I truly believe success is a numbers game. The more you ship, the more likely you are to hit on something that works. And with each new product, you implement the learnings from previous failures, so your chance of success compounds.
Back in June I had the idea for a community of makers following the same process - launching small projects rapidly, learning, and iterating to success. Learning from previous experiences, where I'd built the whole product before announcing it, I did the opposite, and launched a landing page first.
It got good feedback from friends (this doesn't mean much though), but when I posted it on Twitter it started to get waiting list signups. Importantly, I had specified that it would be a paid community, so I had to assume that the people who were signing up were willing to pay!
This was a game-changer. Previously when I'd had email signups, there was never any mention of payment, so my motivation was always dampened by the fact that there was no plan for monetisation. Potential money on the table gave me so much more motivation.
I worked hard for a few weeks and launched the community a month later.
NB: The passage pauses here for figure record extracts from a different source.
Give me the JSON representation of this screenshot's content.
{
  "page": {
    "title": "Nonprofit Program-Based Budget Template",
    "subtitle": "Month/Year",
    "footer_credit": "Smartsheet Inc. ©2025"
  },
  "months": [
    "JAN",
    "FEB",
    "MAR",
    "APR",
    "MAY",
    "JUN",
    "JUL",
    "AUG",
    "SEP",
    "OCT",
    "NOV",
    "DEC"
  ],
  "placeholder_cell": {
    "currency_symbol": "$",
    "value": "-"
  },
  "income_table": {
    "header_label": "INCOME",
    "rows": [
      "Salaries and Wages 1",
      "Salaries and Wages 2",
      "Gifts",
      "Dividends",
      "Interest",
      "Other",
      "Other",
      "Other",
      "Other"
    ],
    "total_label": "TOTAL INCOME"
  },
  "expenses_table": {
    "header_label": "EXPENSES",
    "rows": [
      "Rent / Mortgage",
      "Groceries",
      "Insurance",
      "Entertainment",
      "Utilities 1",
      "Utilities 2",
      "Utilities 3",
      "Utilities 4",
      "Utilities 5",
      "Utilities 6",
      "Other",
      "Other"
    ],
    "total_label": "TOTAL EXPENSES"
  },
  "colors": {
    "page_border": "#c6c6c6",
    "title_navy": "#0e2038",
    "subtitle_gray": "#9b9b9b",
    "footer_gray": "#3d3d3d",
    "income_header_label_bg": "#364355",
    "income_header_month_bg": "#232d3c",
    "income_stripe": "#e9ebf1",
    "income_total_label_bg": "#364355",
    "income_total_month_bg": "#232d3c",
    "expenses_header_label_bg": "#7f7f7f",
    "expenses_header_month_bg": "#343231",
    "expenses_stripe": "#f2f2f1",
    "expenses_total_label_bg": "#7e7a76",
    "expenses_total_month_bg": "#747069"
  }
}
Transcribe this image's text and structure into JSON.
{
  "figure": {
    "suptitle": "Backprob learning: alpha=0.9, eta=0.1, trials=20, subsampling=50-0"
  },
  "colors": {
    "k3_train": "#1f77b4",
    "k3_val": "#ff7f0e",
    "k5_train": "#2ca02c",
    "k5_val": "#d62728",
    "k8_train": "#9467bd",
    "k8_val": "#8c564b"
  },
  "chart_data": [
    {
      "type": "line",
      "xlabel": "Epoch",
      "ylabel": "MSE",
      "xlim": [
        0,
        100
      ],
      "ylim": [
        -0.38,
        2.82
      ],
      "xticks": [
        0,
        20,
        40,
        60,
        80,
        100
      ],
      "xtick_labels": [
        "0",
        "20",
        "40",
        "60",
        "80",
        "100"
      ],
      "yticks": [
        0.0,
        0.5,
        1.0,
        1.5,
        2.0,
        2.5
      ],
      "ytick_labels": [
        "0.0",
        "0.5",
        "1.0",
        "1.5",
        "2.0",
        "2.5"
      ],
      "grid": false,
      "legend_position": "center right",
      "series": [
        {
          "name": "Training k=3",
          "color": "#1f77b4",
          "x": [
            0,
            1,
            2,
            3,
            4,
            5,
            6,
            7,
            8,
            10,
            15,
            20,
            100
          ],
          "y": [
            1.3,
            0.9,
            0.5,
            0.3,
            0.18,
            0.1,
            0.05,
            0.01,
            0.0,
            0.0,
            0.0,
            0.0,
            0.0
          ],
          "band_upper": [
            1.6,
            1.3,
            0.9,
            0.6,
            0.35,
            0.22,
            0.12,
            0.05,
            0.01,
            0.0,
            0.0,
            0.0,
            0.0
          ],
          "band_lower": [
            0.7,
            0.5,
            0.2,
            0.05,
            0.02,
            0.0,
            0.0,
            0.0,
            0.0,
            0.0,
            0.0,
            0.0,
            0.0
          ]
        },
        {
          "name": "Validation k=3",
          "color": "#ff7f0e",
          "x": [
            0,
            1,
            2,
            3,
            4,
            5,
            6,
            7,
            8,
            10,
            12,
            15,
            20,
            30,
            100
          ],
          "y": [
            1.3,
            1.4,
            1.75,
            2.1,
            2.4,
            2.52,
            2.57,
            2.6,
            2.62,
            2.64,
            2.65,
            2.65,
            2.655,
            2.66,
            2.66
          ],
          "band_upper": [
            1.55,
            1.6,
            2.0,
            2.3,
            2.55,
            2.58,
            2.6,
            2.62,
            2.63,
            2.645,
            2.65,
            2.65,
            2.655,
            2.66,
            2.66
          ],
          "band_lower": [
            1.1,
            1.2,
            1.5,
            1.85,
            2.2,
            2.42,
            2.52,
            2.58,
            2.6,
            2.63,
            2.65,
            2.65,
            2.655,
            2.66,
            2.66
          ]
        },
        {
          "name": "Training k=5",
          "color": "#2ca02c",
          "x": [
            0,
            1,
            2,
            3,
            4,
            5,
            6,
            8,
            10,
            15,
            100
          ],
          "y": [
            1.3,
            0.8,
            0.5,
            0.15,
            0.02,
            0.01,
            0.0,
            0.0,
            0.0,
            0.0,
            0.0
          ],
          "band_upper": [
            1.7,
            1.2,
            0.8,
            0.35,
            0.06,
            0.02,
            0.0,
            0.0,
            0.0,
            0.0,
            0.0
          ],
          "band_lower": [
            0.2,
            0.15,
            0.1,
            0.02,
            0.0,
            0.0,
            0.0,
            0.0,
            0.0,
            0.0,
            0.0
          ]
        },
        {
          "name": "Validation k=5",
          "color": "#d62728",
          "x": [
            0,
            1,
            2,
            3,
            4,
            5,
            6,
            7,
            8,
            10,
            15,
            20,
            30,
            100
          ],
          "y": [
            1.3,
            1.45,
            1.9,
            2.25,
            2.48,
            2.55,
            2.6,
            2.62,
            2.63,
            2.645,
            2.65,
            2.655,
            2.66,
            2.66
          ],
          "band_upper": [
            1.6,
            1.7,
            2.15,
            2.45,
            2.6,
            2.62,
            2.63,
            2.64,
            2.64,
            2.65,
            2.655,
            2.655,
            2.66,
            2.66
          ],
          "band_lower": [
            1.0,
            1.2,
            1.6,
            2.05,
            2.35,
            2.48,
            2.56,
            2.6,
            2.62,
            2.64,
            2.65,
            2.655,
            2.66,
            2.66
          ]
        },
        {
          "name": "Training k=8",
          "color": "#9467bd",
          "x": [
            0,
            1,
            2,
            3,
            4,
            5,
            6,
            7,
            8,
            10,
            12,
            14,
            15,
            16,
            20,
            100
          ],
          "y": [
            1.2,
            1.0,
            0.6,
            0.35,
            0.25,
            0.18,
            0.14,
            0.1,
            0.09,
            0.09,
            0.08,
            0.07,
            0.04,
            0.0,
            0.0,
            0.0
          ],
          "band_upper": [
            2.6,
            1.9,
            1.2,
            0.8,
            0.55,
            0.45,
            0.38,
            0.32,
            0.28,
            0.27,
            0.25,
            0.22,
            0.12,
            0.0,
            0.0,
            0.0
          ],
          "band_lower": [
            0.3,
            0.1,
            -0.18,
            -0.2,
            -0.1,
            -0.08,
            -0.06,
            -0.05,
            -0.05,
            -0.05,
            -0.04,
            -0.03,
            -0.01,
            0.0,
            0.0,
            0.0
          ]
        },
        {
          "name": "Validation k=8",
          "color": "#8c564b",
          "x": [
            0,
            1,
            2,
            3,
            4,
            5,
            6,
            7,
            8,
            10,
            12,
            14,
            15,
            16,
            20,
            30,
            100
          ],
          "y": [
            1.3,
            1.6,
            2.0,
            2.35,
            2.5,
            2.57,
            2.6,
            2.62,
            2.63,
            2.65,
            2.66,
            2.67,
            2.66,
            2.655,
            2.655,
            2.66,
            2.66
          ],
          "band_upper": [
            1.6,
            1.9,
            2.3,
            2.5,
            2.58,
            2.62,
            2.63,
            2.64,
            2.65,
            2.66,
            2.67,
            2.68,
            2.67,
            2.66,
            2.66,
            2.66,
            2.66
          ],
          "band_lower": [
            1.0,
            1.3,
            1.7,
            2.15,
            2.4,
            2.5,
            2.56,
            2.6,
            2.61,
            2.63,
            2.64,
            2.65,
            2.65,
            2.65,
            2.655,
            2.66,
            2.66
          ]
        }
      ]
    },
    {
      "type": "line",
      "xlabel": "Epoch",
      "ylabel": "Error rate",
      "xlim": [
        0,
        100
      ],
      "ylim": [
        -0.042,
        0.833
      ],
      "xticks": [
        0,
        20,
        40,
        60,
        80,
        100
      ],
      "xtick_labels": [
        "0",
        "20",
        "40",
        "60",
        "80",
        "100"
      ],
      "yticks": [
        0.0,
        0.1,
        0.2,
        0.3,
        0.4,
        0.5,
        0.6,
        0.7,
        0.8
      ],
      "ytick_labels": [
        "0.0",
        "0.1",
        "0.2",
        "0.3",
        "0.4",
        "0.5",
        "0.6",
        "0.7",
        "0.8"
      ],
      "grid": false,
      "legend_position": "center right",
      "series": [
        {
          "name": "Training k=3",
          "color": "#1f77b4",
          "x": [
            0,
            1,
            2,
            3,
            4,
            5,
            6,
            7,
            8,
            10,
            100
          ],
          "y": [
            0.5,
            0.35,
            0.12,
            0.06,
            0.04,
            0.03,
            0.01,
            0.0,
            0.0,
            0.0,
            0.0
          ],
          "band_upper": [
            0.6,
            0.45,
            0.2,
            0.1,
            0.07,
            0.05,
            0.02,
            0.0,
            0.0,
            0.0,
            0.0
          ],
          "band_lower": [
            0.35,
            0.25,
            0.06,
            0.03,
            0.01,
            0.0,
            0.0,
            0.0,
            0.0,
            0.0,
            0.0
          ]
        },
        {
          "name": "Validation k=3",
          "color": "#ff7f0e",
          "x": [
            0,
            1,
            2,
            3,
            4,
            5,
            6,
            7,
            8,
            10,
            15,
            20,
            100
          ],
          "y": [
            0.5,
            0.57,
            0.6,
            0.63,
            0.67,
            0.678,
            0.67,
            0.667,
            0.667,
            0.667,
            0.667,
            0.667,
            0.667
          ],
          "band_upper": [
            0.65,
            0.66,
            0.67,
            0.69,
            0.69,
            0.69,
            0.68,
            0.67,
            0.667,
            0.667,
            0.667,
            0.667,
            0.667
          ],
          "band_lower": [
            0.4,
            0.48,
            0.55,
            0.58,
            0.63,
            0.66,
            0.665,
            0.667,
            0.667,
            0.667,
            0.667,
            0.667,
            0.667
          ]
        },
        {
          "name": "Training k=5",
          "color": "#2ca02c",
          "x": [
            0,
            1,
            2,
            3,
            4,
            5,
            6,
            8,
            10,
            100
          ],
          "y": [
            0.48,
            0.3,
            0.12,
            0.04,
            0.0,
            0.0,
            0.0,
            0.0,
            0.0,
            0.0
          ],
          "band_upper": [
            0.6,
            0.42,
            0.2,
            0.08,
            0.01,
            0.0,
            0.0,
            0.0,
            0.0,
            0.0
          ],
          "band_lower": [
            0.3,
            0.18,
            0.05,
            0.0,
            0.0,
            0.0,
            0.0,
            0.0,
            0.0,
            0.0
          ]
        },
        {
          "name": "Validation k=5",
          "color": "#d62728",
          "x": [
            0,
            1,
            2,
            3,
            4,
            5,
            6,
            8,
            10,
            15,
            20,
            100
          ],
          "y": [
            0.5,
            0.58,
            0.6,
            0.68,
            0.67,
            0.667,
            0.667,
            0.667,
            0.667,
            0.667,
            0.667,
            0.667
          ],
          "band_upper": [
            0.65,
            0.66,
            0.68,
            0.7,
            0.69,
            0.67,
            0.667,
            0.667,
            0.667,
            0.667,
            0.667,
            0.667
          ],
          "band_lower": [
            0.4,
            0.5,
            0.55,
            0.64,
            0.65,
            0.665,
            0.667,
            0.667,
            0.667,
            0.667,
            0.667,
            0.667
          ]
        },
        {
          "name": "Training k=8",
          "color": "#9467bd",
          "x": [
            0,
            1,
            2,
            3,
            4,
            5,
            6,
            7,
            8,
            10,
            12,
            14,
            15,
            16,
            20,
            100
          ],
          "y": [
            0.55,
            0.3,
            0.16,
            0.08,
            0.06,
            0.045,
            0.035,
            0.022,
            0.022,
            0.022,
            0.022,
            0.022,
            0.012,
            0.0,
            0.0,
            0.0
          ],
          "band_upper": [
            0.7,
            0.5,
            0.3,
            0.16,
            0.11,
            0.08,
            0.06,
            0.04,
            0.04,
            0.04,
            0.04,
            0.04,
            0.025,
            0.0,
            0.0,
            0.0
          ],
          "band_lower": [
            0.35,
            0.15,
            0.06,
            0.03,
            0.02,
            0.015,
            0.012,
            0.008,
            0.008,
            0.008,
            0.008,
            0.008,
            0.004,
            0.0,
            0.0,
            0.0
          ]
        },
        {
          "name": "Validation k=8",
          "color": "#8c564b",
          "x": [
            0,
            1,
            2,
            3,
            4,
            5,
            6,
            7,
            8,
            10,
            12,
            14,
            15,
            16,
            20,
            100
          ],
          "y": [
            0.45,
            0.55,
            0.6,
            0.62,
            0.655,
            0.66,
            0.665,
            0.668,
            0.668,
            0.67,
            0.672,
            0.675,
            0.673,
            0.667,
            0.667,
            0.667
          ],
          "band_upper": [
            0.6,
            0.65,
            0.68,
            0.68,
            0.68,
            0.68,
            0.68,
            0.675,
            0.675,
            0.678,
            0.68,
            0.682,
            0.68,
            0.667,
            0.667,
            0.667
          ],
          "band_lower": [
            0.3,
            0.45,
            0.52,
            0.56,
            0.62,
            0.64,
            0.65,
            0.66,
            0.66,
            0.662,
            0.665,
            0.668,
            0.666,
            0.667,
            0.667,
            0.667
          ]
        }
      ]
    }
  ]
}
People started paying! The first cohort was 35 people who paid $99 each for lifetime membership. This was the first real money I'd made as an indiehacker and it felt great.
Even better was that the community seemed to be working. People were super friendly, interacting, helping each other, and shipping products.
I focused on learning as much as I could from this first cohort. I also spoke to people who had just finished Write of Passage, and other community builders, to understand best practices.
As the months went by I found that, apart from a core group of about 10 active members, engagement dropped. This dented my confidence a little, and ultimately made me put off inviting the next cohort for far too long.
Eventually I decided to bite the bullet and just ship. After all, that is what the community is all about. Shipping imperfect products rapidly. I'd put in months of work improving the community platform, adding loads of small tools to help interpersonal connections, launch calendars, leaderboards, a library, tutorials. It wasn't perfect but it was good enough.
Last week I opened up for Cohort 2. I sent personal videos to chosen invitees (recorded on Loom, sent via Zapier to Mailerlite and then emailed out). I'd paid extra attention to the onboarding process as I know this sets the tone for the whole experience.
I had also doubled prices to $199 for lifetime membership.
Amazingly, the hard work seems to have paid off. Almost 50 people have joined Cohort 2 as paid members. Some were on discounts so the total revenue has been around $7,500. Together with July's revenue, I'm at $10,500.
So far feedback from the new cohort has been great, and I'm really excited about where this could go.